“The customer is not a moron, she is your wife.” This less famous quote by David Ogilvy is about 70 years old, but has lost none of its relevance.
In fact, it is directly in line with Apple’s Tim Cook’s appeal at CPCD on January 29. Coverage of it has been very one-sided, focusing on Cook’s alleged criticism of Facebook. However, Cook gave a tour d’horizon of using technology for good, and the resulting corporate responsibility and positioning of Apple.
David Ogilvy couldn’t have known any of this 70 years ago, but he urged even then to take consumers seriously, to respect them as people who are intelligent enough to see through over-the-top advertising and who had better not be bored to death. “You cannot bore people into buying” in 2021 also means that you don’t buy the data of umpteen marketers together, in order to then track a consumer via targeting across the most diverse applications. In the 20s of this century, as in the 50s of the past, you need content: advertising that fascinates, that interests, that can generate resonance on its own.
But we no longer live in the time of Ogilvy or Bernbach. We live in the time of technology and data. If Ogilvy understood creativity as a measure of courtesy to consumers, modern marketers must face the challenge of how the demand for this courtesy plays out in their own strategy on data and technology. Or within Tim Cook’s logic, how to live up to one’s social responsibility as an advertising company—and thus as a service provider in this field.

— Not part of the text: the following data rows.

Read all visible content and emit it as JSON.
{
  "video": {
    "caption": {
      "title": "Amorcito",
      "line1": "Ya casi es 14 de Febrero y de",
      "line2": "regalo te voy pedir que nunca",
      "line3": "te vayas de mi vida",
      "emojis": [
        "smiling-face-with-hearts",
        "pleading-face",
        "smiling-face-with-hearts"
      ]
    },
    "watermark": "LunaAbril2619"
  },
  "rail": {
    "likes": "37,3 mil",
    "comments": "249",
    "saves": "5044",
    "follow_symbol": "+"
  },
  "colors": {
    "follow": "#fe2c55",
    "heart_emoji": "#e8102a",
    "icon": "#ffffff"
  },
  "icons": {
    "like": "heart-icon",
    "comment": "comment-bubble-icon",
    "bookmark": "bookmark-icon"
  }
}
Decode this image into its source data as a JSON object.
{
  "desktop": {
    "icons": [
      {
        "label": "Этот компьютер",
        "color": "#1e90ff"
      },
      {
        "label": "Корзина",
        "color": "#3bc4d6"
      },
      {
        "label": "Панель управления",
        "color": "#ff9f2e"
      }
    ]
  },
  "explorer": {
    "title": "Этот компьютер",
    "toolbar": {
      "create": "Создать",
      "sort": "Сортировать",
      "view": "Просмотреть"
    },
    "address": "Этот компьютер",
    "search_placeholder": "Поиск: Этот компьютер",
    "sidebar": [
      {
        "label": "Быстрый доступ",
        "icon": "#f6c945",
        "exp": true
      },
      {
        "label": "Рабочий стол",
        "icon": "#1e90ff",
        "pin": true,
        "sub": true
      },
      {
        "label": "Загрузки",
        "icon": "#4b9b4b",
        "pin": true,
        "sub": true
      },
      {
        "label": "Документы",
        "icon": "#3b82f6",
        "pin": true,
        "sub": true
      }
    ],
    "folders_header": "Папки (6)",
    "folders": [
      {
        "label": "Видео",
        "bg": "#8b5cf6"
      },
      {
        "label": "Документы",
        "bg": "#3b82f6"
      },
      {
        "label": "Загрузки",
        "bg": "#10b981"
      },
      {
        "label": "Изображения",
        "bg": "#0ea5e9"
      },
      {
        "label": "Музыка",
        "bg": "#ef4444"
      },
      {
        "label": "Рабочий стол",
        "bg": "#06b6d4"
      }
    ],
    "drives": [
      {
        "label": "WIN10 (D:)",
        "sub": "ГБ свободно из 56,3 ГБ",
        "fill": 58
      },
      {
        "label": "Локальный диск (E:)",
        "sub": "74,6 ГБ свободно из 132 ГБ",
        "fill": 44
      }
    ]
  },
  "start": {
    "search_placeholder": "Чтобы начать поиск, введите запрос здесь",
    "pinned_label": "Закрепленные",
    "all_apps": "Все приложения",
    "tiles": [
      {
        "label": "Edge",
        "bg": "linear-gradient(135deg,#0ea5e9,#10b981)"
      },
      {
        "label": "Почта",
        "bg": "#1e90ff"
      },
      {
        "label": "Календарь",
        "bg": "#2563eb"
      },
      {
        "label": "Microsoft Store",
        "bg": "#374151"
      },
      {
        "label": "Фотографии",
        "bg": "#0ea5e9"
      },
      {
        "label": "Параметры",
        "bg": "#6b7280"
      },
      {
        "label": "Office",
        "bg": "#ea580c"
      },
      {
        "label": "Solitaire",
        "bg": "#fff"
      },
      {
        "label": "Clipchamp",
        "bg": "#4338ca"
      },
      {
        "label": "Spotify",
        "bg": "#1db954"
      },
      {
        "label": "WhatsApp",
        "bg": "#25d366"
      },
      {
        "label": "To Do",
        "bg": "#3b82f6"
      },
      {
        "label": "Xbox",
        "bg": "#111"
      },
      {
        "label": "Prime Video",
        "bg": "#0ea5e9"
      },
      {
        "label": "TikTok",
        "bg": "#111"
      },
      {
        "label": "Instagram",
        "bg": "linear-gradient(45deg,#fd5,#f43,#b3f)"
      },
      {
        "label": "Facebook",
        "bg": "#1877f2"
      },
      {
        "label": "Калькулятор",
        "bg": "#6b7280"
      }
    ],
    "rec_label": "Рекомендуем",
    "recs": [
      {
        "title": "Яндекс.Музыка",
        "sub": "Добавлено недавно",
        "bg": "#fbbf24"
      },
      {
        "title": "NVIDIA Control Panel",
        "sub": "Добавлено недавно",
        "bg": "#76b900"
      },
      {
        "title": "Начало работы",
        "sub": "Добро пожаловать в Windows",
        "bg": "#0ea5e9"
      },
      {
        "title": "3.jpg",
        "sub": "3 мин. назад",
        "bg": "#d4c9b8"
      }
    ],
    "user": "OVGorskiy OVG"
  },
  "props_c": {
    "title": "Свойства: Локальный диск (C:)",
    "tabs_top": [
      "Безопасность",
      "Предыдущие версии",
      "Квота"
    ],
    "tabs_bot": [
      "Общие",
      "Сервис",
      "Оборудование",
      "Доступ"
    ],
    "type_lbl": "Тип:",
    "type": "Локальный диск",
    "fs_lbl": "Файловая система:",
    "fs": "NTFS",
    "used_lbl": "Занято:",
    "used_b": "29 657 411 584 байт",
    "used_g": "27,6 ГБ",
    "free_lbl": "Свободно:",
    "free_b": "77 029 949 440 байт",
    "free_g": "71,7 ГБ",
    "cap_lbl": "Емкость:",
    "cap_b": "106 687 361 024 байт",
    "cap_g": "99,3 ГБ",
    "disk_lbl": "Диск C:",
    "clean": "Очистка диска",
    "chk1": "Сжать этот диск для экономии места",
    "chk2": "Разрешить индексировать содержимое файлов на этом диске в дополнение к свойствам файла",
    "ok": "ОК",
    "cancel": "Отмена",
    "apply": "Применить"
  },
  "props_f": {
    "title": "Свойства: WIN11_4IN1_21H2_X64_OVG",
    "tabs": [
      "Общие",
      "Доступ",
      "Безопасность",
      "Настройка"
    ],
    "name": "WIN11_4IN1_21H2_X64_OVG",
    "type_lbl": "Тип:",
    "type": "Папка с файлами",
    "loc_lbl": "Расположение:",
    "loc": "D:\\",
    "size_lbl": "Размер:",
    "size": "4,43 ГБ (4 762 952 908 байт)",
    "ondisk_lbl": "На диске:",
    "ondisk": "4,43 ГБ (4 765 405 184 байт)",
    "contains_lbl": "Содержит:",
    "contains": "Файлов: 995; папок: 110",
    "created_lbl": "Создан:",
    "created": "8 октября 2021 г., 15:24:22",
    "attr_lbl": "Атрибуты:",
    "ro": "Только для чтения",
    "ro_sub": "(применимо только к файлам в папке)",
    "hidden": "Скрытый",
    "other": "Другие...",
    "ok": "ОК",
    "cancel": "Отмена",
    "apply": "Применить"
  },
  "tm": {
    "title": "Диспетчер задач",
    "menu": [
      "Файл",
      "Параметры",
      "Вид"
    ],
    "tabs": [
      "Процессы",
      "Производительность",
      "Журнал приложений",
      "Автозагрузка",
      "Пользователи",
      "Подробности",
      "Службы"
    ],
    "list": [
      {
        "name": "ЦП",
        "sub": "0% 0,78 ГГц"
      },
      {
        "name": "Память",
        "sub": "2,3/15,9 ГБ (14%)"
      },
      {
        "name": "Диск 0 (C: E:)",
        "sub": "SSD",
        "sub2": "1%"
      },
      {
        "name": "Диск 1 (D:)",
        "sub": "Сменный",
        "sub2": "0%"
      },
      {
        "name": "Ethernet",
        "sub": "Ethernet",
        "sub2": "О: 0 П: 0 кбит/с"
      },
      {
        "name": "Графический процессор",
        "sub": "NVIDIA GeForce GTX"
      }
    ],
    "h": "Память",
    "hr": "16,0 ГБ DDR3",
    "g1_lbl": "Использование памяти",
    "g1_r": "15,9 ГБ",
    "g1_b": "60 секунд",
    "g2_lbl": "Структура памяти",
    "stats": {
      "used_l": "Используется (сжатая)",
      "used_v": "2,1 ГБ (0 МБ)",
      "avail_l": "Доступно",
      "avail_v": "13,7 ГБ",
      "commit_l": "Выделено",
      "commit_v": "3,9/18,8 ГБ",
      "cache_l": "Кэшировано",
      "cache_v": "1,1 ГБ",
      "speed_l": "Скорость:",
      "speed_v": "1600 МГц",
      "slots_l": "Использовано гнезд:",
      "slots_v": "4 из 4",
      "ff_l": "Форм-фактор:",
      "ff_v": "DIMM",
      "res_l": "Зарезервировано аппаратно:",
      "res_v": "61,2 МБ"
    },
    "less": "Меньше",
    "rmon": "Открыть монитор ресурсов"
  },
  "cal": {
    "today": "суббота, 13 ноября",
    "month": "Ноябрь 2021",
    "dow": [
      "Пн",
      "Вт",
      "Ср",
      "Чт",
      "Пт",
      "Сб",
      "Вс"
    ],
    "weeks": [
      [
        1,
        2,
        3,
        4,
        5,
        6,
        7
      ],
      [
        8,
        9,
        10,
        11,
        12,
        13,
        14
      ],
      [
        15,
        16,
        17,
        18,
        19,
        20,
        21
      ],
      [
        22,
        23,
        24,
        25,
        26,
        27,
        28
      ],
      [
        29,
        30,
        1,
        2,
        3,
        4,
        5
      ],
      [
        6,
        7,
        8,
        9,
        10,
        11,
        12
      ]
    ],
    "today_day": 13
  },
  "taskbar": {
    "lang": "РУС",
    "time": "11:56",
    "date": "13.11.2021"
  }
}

Not everything should go through the cycle of it emerging, being misused and consequently banned before we look at it critically and allow it to be possible with the right effect. The events surrounding elections in once democratic fortresses, or the division of societies through the spread of fake news should concern everyone who uses these media or uses them commercially for themselves. This is not solved with a one-time boycott as an advertising partner of Facebook, as effective as the #StopHateForProfit initiative was.
Not everything should go through the cycle of emerging, being misused and banned before we look at it critically.
But even then, criticism was mixed in with the applause, and questions were raised about financial or moral motives, about one-time restrictions or permanent consequences.
There was little discussion, however, about whether it was enough to point the finger at the social media giants or whether the company should reassess its own handling of customer data. In Germany in particular, the discussion about customer data usually only takes place in connection with legal initiatives, i.e. the DSVGO. What is allowed and what is not seems to be more important than what is right and what is not. The sudden abandonment of cookies is understood as an obstacle in the same way as the advent of adblockers five years ago.
However, in 2020, the year of COVID, two other major developments are significant that put the issue in a different light. One is the debate around purpose for brands. More and more marketing decision-makers believe their brand needs to communicate what role it wants to play in society, what it should stand for. One can argue whether candy bars need a socially relevant role or whether such a question should be decided in marketing and addressed in communication. But one can hardly argue whether brands that claim such a strategy for themselves also need to provide answers about their responsibility in handling and using data. This topic is causally located in marketing and is a direct question of communication.
Most marketers have a purpose strategy in place rather than a data strategy.
The second major issue in 2020/21 is that of direct customer access. D2C (direct to consumer) was one of the big winners at a time when many brands felt that the absence of a strategy in ecommerce; the dependence on a few platforms can make business very cumbersome, to put it nicely. The investment of a billion on the part of Dr. Oetker was not about a few leased delivery trucks, but about owning the last mile, bringing access to customers and the use of data for assortment and sales planning.
And while this deal was one of the big headlines in Germany during COVID, it’s important to note that most marketers have a purpose strategy in place rather than a data strategy. The Marketing Tech Monitor 2020 suggests that this strategy isn’t even in the drawer—no, it’s mostly not even in the planning stages.
It is becoming increasingly difficult to engage with customers because their media behavior has changed so massively. And even if many still carelessly release all cookies with every single website visit, marketing that continues to rely solely on the data policy of third parties will be too expensive in the long run. An idea about direct access to customers, about a first-party data strategy and on which technology this should be mapped, is becoming more and more essential. Technology for the benefit of people, as Tim Cook put it. And how do companies position themselves in this regard, what is their responsibility, who wants to be “a good corporate citizen in a tech world?” Marketing has to answer these questions, because the customer becomes pickier, but never becomes stupid. As David Ogilvy described it 70 years ago.